Clinical Trial Participation Does Not Eliminate Disparities for Poor Cancer Patients

Joseph Unger, Ph.D., M.S., Associate Professor, Cancer Prevention Program, Public Health Sciences Division, Fred Hutch

Even with access to a clinical trial, cancer patients living in the poorest neighborhoods in America have a nearly 30% greater chance of dying from their disease compared to the wealthiest patients, SWOG Cancer Research Network study results show.

Published in the Journal of Clinical Oncology, the findings illustrate the stubbornly harmful effects of poverty on health and life expectancy, says study lead Joseph Unger, PhD, a SWOG health services researcher and biostatistician based at Fred Hutchinson Cancer Research Center.
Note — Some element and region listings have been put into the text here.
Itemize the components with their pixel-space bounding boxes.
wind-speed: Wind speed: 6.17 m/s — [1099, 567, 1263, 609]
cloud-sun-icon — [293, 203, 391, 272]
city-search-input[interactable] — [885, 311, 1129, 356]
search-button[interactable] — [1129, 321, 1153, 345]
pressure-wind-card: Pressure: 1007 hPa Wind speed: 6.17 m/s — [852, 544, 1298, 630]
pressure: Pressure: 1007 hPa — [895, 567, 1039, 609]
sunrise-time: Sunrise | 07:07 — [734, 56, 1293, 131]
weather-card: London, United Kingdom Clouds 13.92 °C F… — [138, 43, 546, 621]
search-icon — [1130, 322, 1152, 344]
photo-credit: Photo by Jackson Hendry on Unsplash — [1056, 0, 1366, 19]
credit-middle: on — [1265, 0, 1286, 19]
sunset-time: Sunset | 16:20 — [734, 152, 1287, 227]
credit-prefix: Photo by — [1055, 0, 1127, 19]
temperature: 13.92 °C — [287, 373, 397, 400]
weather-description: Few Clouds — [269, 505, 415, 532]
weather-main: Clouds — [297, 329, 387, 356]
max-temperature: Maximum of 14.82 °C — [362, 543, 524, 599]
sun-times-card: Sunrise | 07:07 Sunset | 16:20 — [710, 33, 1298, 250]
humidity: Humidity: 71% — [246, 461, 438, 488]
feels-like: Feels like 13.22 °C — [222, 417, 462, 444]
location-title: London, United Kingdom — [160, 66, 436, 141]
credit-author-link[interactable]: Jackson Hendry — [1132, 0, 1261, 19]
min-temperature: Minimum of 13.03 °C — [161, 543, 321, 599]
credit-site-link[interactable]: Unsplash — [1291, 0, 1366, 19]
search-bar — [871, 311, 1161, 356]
“Joining a clinical trial guarantees uniform, high-quality care, which should help improve outcomes for people with cancer,” Unger said. “What’s surprising, and dismaying, to learn is that even though all patients benefit from trials, the poorest patients are still much more likely to die of their cancer. The disparity persists.”

At SWOG, a cancer clinical trials group funded by the National Cancer Institute, part of the National Institutes of Health, Unger is building a high-profile body of work that investigates the causes and effects of health disparities in cancer patients. In 2018, he published results of a study that showed that differences in survival rates between rural and urban cancer patients are significantly reduced when patients are enrolled in a clinical trial. With this new work, Unger wanted to examine—for the first time—the association between socioeconomic deprivation and outcomes among cancer trial patients.

To examine the link, Unger and his team analyzed data from 41,109 patients enrolled in 55 Phase III and large Phase II studies conducted by SWOG between 1985 and 2012. Patients in the trials were diagnosed with every major cancer type and in various stages of cancer progression.

The team used patients’ ZIP codes and linked them to the Area Deprivation Index, a measure of the socioeconomic ranking of U.S. neighborhoods. The team categorized patients into five categories ranging from “most deprived” to “most affluent.” The team also examined patient outcomes in terms of overall survival and progression-free survival. Finally, the team examined cancer-specific survival, or whether and when trial patients died specifically from their disease.

The results: The poorest patients live the shortest lives. Compared to trial patients in the most affluent neighborhoods, these patients had a 28% increased risk of death. The same pattern was found for progression-free and cancer-specific survival. Patients from the poorest areas always fared the worst—even after accounting for possible demographic, clinical, and geographic variables that could influence their health and longevity.

The factors driving the disparities are many, Unger said, ranging from a lack of access to good medical care and the money to pay for it to an increased risk for smoking, obesity, and other factors that can lead to bad health. His results suggest that the kind of guideline-based cancer care patients receive in a clinical trial may eliminate about half of the negative effects of poverty.